Care is similar to most ground dwelling spiders. A good humidity can be maintained by spraying the enclosure once a week and keeping the substrate slightly moist. Allowing the substrate to dry out before wetting again, helps to break the cycle of molds, funguses and several parasites. Good ventilation also helps to reduce mold, but you may then need to add an extra spray a week, to keep the humidity up in the enclosure, especially in the dryer areas of the country. Be careful when rehousing them as they are lightning fast.
Spraying the web once a week supplies sufficient water for smaller slings, but as they grow a small water bowl is advised.
These spiders usually breed easily without any special manipulation of temperature or humidity.

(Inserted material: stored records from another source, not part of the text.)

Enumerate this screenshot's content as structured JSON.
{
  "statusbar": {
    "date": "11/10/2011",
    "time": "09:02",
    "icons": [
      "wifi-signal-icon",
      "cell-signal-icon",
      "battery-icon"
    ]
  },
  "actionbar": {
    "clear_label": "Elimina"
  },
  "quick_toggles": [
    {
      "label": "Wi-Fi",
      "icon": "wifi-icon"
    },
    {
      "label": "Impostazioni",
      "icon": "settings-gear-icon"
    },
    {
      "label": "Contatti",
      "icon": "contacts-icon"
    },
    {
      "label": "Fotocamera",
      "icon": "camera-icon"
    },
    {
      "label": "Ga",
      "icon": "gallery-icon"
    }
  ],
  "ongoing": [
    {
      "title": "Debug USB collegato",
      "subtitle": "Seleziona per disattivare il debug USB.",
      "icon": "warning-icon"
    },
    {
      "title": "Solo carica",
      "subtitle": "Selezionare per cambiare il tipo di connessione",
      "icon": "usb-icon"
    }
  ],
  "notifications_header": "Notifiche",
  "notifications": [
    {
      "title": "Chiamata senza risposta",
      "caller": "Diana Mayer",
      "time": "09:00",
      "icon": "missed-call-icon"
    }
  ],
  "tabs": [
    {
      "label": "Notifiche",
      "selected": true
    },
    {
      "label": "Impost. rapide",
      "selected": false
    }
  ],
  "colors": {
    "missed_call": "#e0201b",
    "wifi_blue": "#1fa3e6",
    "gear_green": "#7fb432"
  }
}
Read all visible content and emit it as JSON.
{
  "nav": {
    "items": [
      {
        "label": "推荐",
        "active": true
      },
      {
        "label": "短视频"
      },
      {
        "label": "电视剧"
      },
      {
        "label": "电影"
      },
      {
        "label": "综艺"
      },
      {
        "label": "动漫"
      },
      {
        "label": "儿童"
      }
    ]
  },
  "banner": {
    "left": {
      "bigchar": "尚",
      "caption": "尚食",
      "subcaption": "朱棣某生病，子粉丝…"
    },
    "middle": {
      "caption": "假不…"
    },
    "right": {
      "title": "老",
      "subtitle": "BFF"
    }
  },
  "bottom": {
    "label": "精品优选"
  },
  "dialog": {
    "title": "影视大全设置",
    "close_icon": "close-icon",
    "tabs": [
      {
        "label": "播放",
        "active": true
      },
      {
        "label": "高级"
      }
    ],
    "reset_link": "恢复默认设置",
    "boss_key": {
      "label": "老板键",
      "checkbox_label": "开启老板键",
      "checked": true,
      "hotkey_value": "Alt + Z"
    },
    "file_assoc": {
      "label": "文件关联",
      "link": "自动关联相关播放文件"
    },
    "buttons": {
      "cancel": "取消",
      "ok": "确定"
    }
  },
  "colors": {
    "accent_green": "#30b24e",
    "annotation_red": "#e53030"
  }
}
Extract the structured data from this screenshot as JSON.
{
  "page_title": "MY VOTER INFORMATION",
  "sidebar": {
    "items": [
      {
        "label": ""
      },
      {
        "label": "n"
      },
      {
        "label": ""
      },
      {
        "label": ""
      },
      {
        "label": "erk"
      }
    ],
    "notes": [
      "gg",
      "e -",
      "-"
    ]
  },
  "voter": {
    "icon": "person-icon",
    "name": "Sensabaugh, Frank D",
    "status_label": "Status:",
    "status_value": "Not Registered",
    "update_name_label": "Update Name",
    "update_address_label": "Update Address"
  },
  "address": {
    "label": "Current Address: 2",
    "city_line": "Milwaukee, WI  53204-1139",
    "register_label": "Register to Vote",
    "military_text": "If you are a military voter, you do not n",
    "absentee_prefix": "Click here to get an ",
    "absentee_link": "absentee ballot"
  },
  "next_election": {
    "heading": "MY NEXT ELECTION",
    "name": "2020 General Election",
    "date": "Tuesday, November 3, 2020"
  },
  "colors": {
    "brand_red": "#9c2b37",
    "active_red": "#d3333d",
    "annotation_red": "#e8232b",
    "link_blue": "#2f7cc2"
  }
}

Females are often very tolerant of the smaller males during mating. Relatively large egg-sacs are produced for their size and these often house over 500 tiny eggs. The survival rate to second instar is usually very good if the egg-sacs are properly cared for and put on a hammock.
The Pumpkin patch is great little spider that is suitable for beginners and advanced keepers alike and deserves a place in any tarantula collection. They are definitely a must have.